La première recension des idées eurasistes sur ER – emblématique de la dissidence -, date du 29 Janvier 2008, la dernière en novembre 2013 par le relai d’une vidéo, une petite dizaine d’évocations en 5 ans. Il est évident que dans le flux de la dissidence la plus emblématique – à juste titre -, 10 évocations en 5 ans ne peuvent respirer dans la mouvance et offrir une certaine inspiration à une dissidence pourtant orpheline d’une philosophie politique. Nous espérons que cette observation nous sera accordée.

LDLouis, Le Boulet Belge

« Notre mouvement Debout Les Belges est actuellement déstabilisé par des personnes mal intentionnées qui font courir de fausses rumeurs à l’égard du mouvement ou de ses dirigeants. (…) Si vous avez reçu des messages orientés de personnes voulant vous détourner de Debout Les Belges, je vous demande de bien vouloir me communiquer leur noms sur : laurent.louis@live.be Merci d’avance ! » Laurent Louis

Nous défions ceux qui adoubent Laurent Louis d’expliquer ce qui fait de Laurent Louis un « dissident » et sur quels critères ? (Ses effets de manche et d’annonce sur MetaTV ?)

Nous les défions d’expliquer en quoi les orientations politiques de Laurent Louis, son programme incantatoire et ses prises de positions – empreintes de modernité, de progressisme, de cosmopolitisme, d’idéologie du métissage, d’ antiracisme constitutionnel, d’un discours social gauchisant, d’un discours économique démagogique, d’un discours relativiste sur l’immigration de masse, etc – sont « dissidents » ? Et d’affirmer que son parti n’est pas une impasse politique, et donc une perte d’énergie pour les adhérents de Debout Les Belges de faire sa campagne.
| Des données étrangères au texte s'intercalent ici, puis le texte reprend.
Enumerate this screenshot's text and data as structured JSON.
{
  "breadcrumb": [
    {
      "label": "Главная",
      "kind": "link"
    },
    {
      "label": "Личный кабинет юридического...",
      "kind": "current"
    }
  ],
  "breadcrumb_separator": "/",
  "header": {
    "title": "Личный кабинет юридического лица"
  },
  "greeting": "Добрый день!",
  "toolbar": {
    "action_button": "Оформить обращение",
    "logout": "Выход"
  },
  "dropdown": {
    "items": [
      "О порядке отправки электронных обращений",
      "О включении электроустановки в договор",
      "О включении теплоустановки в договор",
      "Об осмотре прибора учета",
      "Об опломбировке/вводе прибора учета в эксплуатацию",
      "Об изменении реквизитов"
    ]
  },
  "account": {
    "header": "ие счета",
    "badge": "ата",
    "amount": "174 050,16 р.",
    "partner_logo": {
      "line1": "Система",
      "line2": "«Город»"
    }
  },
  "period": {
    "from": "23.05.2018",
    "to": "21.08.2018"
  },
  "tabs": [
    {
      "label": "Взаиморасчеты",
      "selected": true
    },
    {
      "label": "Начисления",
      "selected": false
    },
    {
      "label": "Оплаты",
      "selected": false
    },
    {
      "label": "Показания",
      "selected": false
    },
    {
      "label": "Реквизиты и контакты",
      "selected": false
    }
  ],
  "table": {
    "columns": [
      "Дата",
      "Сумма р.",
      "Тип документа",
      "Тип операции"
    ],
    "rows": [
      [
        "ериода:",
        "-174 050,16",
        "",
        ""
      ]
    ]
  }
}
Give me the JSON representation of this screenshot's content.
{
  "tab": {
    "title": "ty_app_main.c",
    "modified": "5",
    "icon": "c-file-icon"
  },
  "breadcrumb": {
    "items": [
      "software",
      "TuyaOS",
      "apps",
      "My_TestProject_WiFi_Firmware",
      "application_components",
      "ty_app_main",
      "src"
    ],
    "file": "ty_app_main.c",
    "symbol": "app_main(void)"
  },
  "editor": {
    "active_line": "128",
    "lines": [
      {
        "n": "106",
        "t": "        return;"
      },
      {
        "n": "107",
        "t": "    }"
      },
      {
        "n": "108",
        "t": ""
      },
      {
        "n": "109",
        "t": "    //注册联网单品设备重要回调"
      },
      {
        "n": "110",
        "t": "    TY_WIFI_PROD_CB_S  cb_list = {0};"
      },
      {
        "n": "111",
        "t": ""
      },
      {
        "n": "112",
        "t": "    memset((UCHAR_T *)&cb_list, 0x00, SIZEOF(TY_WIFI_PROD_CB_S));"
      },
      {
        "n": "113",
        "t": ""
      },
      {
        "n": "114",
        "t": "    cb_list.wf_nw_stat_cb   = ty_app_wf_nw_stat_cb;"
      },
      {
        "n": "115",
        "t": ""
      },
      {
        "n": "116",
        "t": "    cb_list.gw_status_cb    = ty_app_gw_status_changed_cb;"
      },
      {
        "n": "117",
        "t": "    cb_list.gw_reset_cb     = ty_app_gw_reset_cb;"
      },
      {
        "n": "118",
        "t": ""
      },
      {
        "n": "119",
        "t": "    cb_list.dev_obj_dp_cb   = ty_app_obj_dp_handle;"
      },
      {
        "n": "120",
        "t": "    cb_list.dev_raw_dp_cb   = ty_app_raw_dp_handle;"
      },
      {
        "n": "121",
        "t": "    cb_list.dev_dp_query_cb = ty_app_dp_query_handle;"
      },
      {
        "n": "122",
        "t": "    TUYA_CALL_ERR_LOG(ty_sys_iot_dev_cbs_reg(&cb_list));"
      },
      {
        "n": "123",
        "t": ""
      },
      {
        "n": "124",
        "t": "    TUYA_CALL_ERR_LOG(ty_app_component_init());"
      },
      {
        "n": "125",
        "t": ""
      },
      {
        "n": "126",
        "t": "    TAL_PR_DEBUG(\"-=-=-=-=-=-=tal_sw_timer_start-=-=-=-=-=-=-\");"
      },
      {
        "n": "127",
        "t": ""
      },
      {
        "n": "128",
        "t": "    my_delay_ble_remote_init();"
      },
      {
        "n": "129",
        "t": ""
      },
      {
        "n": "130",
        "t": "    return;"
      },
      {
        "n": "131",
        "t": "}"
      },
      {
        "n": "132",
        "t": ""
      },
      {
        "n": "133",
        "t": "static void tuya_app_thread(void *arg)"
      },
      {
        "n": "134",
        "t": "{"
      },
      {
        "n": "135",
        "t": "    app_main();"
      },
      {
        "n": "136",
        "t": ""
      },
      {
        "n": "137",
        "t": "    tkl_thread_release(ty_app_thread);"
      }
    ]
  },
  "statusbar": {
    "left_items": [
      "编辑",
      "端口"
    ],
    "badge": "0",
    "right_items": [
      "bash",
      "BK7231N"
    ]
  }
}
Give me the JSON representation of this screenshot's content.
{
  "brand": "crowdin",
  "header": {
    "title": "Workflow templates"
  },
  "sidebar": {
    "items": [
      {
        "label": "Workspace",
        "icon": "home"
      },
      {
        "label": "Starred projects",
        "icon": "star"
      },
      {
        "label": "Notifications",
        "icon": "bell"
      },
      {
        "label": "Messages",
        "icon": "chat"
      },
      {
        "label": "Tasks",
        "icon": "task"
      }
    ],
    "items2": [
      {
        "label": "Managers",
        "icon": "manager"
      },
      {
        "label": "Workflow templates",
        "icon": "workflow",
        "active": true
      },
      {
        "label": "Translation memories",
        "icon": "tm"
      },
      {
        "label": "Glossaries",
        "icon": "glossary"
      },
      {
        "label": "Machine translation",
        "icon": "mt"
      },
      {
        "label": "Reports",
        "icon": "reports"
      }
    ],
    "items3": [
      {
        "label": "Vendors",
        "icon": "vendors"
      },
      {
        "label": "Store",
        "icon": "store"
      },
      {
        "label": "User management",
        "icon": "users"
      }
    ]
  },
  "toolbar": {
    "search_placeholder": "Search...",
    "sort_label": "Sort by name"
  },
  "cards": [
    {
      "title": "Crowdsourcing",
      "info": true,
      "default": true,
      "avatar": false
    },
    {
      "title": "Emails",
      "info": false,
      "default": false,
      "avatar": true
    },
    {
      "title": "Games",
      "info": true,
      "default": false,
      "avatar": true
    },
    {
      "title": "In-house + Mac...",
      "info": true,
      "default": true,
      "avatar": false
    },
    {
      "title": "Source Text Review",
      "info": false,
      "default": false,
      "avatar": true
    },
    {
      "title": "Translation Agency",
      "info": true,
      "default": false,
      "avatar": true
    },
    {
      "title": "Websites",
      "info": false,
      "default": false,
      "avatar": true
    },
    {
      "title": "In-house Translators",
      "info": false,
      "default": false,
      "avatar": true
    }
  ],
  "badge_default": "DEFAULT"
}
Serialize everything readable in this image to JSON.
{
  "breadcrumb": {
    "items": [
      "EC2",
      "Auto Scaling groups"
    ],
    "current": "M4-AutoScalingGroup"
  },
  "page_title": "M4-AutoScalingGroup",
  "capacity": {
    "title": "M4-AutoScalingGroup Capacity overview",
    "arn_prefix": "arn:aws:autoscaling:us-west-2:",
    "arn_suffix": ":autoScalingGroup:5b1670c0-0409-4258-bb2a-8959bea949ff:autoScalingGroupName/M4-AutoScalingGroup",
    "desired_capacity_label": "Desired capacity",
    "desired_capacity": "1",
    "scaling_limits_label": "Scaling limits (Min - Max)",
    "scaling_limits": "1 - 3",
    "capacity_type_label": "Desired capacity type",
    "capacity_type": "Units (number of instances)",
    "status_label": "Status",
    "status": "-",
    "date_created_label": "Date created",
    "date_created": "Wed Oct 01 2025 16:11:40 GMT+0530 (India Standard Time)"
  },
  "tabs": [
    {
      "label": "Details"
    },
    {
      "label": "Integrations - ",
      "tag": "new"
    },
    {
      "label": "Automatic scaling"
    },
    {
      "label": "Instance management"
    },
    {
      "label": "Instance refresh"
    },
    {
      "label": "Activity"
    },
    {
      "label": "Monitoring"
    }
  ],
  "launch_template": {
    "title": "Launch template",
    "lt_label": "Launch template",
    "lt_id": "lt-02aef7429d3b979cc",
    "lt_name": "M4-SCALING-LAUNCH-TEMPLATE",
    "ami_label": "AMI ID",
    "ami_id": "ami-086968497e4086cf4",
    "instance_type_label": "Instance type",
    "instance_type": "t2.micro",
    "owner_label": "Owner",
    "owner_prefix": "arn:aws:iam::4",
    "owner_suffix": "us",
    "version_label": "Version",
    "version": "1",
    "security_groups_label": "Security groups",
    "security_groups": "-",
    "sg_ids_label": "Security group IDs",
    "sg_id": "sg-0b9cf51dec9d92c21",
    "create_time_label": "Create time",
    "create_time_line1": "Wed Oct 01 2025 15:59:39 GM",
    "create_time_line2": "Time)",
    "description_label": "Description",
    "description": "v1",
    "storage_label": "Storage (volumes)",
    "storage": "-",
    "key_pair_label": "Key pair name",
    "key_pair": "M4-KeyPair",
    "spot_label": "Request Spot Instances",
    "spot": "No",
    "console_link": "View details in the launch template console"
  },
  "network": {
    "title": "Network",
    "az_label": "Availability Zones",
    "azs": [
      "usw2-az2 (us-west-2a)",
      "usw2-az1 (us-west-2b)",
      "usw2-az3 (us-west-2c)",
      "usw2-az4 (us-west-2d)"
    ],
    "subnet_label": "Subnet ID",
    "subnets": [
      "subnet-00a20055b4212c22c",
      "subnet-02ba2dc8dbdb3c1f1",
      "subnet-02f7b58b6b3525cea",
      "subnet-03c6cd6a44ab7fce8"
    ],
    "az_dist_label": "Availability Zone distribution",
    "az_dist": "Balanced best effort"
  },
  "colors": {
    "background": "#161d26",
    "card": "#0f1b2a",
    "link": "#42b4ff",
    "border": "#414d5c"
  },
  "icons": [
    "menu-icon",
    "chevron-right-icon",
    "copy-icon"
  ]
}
Nous les défions également d’expliquer comment ils peuvent valider un tyran qui fait des listes – comme la LDJ – de petites gens qui ne sont pas d’accord avec lui et qui le combattent politiquement ? A quand les ratonnades ? Comment peuvent-ils valider Laurent Louis comme étant le leader de la « dissidence belge » quand celui-ci y est entré sans dire bonjour et en mettant ses pieds sur la table en disant que désormais c’était chez lui ? Ou que l’on nous dise que tout cela ne compte pas, mais alors, que l’on finisse par nous dire ce qui compte et surtout sur quels critères ?

Mais nous pourrions aussi leur demander, puisqu’ils soutiennent Laurent Louis et le vendent comme un espoir pour la Belgique, d’expliquer pourquoi les deux nouveaux cadres (têtes de liste représentatives, mises en avant par le mouvement) et les personnes qui viennent nous parler au nom de DLB sont systématiquement d’origines étrangères – au sens d’extra-européennes, souvent maghrébines -, parce que Laurent Louis n’aurait pas trouvé, selon l’interprétation d’un adhérent qui soutenait le propos gauchisant de Madame Alyana lors d’une interpellation à ce sujet sur les réseaux sociaux, de « Belges de Souche » capables de remplir ses différentes fonctions ? Ce qui, au-delà d’être une parfaite insulte à l’intelligence de ses compatriotes « de souche », est une instrumentalisation de nos compatriotes d’origines étrangères, comme le PS s’y est employé des années durant, d’ailleurs, Madame Alyana, tête de liste de DLB, vient du logiciel PS qu’elle incarne parfaitement. Nous rappelons que Laurent Louis a « surfé » longtemps, et il n’y a pas encore si longtemps, sur une vague « libérale-populiste-islamophobe », ce qui motive notre questionnement, et qu’il a, visiblement, une réputation de « paternaliste » auprès de nos camarades belgo-africains avec qui nous avons eu l’occasion de discuter longuement.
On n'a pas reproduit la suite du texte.